Toward Fairness in Health Care Training Data

This brief highlights the lack of geographic representation in medical-imaging AI training data and calls for nationwide, diversity-focused data-sharing initiatives.
Key Takeaways
Bias arises when we build algorithms using datasets that don’t mirror the population. When generalized to larger swathes of the population, these nonrepresentative data have the potential to confound research findings.
The vast majority of the health data used to build AI algorithms came from only three states, with little or no representation from the remaining 47 states.
Policymakers, regulators, industry, and academia need to work together to ensure medical AI data reflect America’s diversity across not only geography but also many other important attributes. To that end, nationwide data sharing initiatives should be a top priority.
Executive Summary
With recent advances in artificial intelligence (AI), researchers can now train sophisticated computer algorithms to interpret medical images – often with accuracy comparable to trained physicians. Yet our recent survey of medical research shows that these algorithms rely on datasets that lack population diversity and could introduce bias into the understanding of a patient’s health condition.
Artificial intelligence algorithms increasingly inform the decisions of human experts. In medical imaging, these algorithms may help a doctor spot a subtle finding or suggest an alternate diagnosis. But bias in the data used to train these high-stakes algorithms can bias the algorithm itself. Our analysis shows that the datasets used to develop these algorithms come from only a handful of locations – raising serious questions for policymakers—but also providing opportunities for course correction.

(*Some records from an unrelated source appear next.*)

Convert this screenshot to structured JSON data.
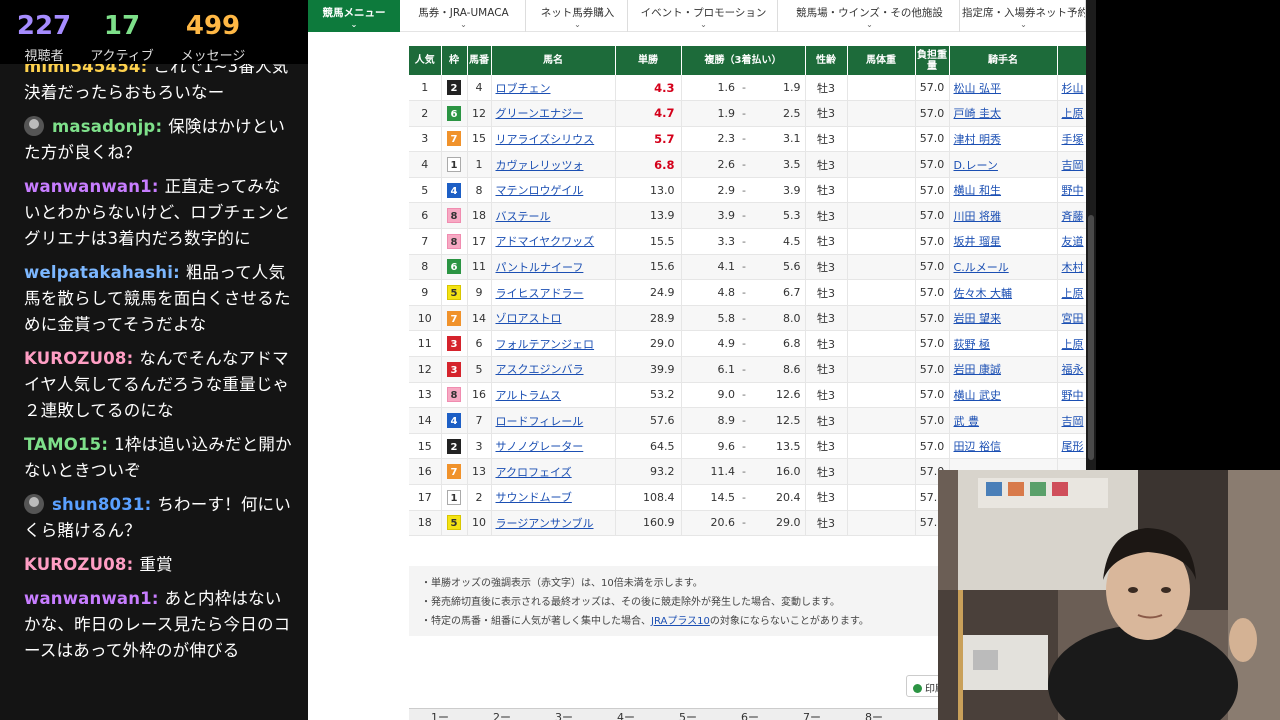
{
  "stats": {
    "viewers": {
      "value": "227",
      "label": "視聴者"
    },
    "active": {
      "value": "17",
      "label": "アクティブ"
    },
    "messages": {
      "value": "499",
      "label": "メッセージ"
    }
  },
  "chat": [
    {
      "user": "mimi545454",
      "user_color": "#ffd24d",
      "text": "これで1~3番人気決着だったらおもろいなー",
      "avatar": false
    },
    {
      "user": "masadonjp",
      "user_color": "#7ee08a",
      "text": "保険はかけといた方が良くね？",
      "avatar": true
    },
    {
      "user": "wanwanwan1",
      "user_color": "#c77dff",
      "text": "正直走ってみないとわからないけど、ロブチェンとグリエナは3着内だろ数字的に",
      "avatar": false
    },
    {
      "user": "welpatakahashi",
      "user_color": "#7cb7ff",
      "text": "粗品って人気馬を散らして競馬を面白くさせるために金貰ってそうだよな",
      "avatar": false
    },
    {
      "user": "KUROZU08",
      "user_color": "#ff9ec4",
      "text": "なんでそんなアドマイヤ人気してるんだろうな重量じゃ２連敗してるのにな",
      "avatar": false
    },
    {
      "user": "TAMO15",
      "user_color": "#7ee08a",
      "text": "1枠は追い込みだと開かないときついぞ",
      "avatar": false
    },
    {
      "user": "shun8031",
      "user_color": "#5aa0ff",
      "text": "ちわーす！何にいくら賭けるん？",
      "avatar": true
    },
    {
      "user": "KUROZU08",
      "user_color": "#ff9ec4",
      "text": "重賞",
      "avatar": false
    },
    {
      "user": "wanwanwan1",
      "user_color": "#c77dff",
      "text": "あと内枠はないかな、昨日のレース見たら今日のコースはあって外枠のが伸びる",
      "avatar": false
    }
  ],
  "nav": [
    {
      "label": "競馬メニュー",
      "active": true
    },
    {
      "label": "馬券・JRA-UMACA",
      "active": false
    },
    {
      "label": "ネット馬券購入",
      "active": false
    },
    {
      "label": "イベント・プロモーション",
      "active": false
    },
    {
      "label": "競馬場・ウインズ・その他施設",
      "active": false
    },
    {
      "label": "指定席・入場券ネット予約",
      "active": false
    }
  ],
  "table": {
    "headers": [
      "人気",
      "枠",
      "馬番",
      "馬名",
      "単勝",
      "複勝（3着払い）",
      "性齢",
      "馬体重",
      "負担重量",
      "騎手名",
      ""
    ],
    "rows": [
      {
        "rank": "1",
        "waku": "2",
        "num": "4",
        "name": "ロブチェン",
        "win": "4.3",
        "hot": true,
        "pmin": "1.6",
        "pmax": "1.9",
        "sex": "牡3",
        "weight": "",
        "load": "57.0",
        "jockey": "松山 弘平",
        "trainer": "杉山"
      },
      {
        "rank": "2",
        "waku": "6",
        "num": "12",
        "name": "グリーンエナジー",
        "win": "4.7",
        "hot": true,
        "pmin": "1.9",
        "pmax": "2.5",
        "sex": "牡3",
        "weight": "",
        "load": "57.0",
        "jockey": "戸崎 圭太",
        "trainer": "上原"
      },
      {
        "rank": "3",
        "waku": "7",
        "num": "15",
        "name": "リアライズシリウス",
        "win": "5.7",
        "hot": true,
        "pmin": "2.3",
        "pmax": "3.1",
        "sex": "牡3",
        "weight": "",
        "load": "57.0",
        "jockey": "津村 明秀",
        "trainer": "手塚"
      },
      {
        "rank": "4",
        "waku": "1",
        "num": "1",
        "name": "カヴァレリッツォ",
        "win": "6.8",
        "hot": true,
        "pmin": "2.6",
        "pmax": "3.5",
        "sex": "牡3",
        "weight": "",
        "load": "57.0",
        "jockey": "D.レーン",
        "trainer": "吉岡"
      },
      {
        "rank": "5",
        "waku": "4",
        "num": "8",
        "name": "マテンロウゲイル",
        "win": "13.0",
        "hot": false,
        "pmin": "2.9",
        "pmax": "3.9",
        "sex": "牡3",
        "weight": "",
        "load": "57.0",
        "jockey": "横山 和生",
        "trainer": "野中"
      },
      {
        "rank": "6",
        "waku": "8",
        "num": "18",
        "name": "バステール",
        "win": "13.9",
        "hot": false,
        "pmin": "3.9",
        "pmax": "5.3",
        "sex": "牡3",
        "weight": "",
        "load": "57.0",
        "jockey": "川田 将雅",
        "trainer": "斉藤"
      },
      {
        "rank": "7",
        "waku": "8",
        "num": "17",
        "name": "アドマイヤクワッズ",
        "win": "15.5",
        "hot": false,
        "pmin": "3.3",
        "pmax": "4.5",
        "sex": "牡3",
        "weight": "",
        "load": "57.0",
        "jockey": "坂井 瑠星",
        "trainer": "友道"
      },
      {
        "rank": "8",
        "waku": "6",
        "num": "11",
        "name": "パントルナイーフ",
        "win": "15.6",
        "hot": false,
        "pmin": "4.1",
        "pmax": "5.6",
        "sex": "牡3",
        "weight": "",
        "load": "57.0",
        "jockey": "C.ルメール",
        "trainer": "木村"
      },
      {
        "rank": "9",
        "waku": "5",
        "num": "9",
        "name": "ライヒスアドラー",
        "win": "24.9",
        "hot": false,
        "pmin": "4.8",
        "pmax": "6.7",
        "sex": "牡3",
        "weight": "",
        "load": "57.0",
        "jockey": "佐々木 大輔",
        "trainer": "上原"
      },
      {
        "rank": "10",
        "waku": "7",
        "num": "14",
        "name": "ゾロアストロ",
        "win": "28.9",
        "hot": false,
        "pmin": "5.8",
        "pmax": "8.0",
        "sex": "牡3",
        "weight": "",
        "load": "57.0",
        "jockey": "岩田 望来",
        "trainer": "宮田"
      },
      {
        "rank": "11",
        "waku": "3",
        "num": "6",
        "name": "フォルテアンジェロ",
        "win": "29.0",
        "hot": false,
        "pmin": "4.9",
        "pmax": "6.8",
        "sex": "牡3",
        "weight": "",
        "load": "57.0",
        "jockey": "荻野 極",
        "trainer": "上原"
      },
      {
        "rank": "12",
        "waku": "3",
        "num": "5",
        "name": "アスクエジンバラ",
        "win": "39.9",
        "hot": false,
        "pmin": "6.1",
        "pmax": "8.6",
        "sex": "牡3",
        "weight": "",
        "load": "57.0",
        "jockey": "岩田 康誠",
        "trainer": "福永"
      },
      {
        "rank": "13",
        "waku": "8",
        "num": "16",
        "name": "アルトラムス",
        "win": "53.2",
        "hot": false,
        "pmin": "9.0",
        "pmax": "12.6",
        "sex": "牡3",
        "weight": "",
        "load": "57.0",
        "jockey": "横山 武史",
        "trainer": "野中"
      },
      {
        "rank": "14",
        "waku": "4",
        "num": "7",
        "name": "ロードフィレール",
        "win": "57.6",
        "hot": false,
        "pmin": "8.9",
        "pmax": "12.5",
        "sex": "牡3",
        "weight": "",
        "load": "57.0",
        "jockey": "武 豊",
        "trainer": "吉岡"
      },
      {
        "rank": "15",
        "waku": "2",
        "num": "3",
        "name": "サノノグレーター",
        "win": "64.5",
        "hot": false,
        "pmin": "9.6",
        "pmax": "13.5",
        "sex": "牡3",
        "weight": "",
        "load": "57.0",
        "jockey": "田辺 裕信",
        "trainer": "尾形"
      },
      {
        "rank": "16",
        "waku": "7",
        "num": "13",
        "name": "アクロフェイズ",
        "win": "93.2",
        "hot": false,
        "pmin": "11.4",
        "pmax": "16.0",
        "sex": "牡3",
        "weight": "",
        "load": "57.0",
        "jockey": "",
        "trainer": ""
      },
      {
        "rank": "17",
        "waku": "1",
        "num": "2",
        "name": "サウンドムーブ",
        "win": "108.4",
        "hot": false,
        "pmin": "14.5",
        "pmax": "20.4",
        "sex": "牡3",
        "weight": "",
        "load": "57.0",
        "jockey": "",
        "trainer": ""
      },
      {
        "rank": "18",
        "waku": "5",
        "num": "10",
        "name": "ラージアンサンブル",
        "win": "160.9",
        "hot": false,
        "pmin": "20.6",
        "pmax": "29.0",
        "sex": "牡3",
        "weight": "",
        "load": "57.0",
        "jockey": "",
        "trainer": ""
      }
    ]
  },
  "notes": {
    "line1": "単勝オッズの強調表示（赤文字）は、10倍未満を示します。",
    "line2": "発売締切直後に表示される最終オッズは、その後に競走除外が発生した場合、変動します。",
    "line3_pre": "特定の馬番・組番に人気が著しく集中した場合、",
    "line3_link": "JRAプラス10",
    "line3_post": "の対象にならないことがあります。"
  },
  "print_label": "印刷",
  "bottom_tabs": [
    "1ー",
    "2ー",
    "3ー",
    "4ー",
    "5ー",
    "6ー",
    "7ー",
    "8ー"
  ]
}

In our research, published in the Journal of the American Medical Association, we looked at data from more than 70 studies that used U.S. patient data to train algorithms designed to compete or collaborate with physicians to perform diagnostic tasks. Overwhelmingly, the datasets came from three states—California, Massachusetts, and New York—with little or no representation from the remaining 47 states. Rectifying this lack of representation in medical data should be front of mind for health policymakers and regulators. Lack of data diversity can be addressed in part by initiatives to streamline the nation’s digital infrastructure, to enhance the availability of patient data from underrepresented populations for larger studies, and to incentivize ethical data sharing and the democratization of medical data.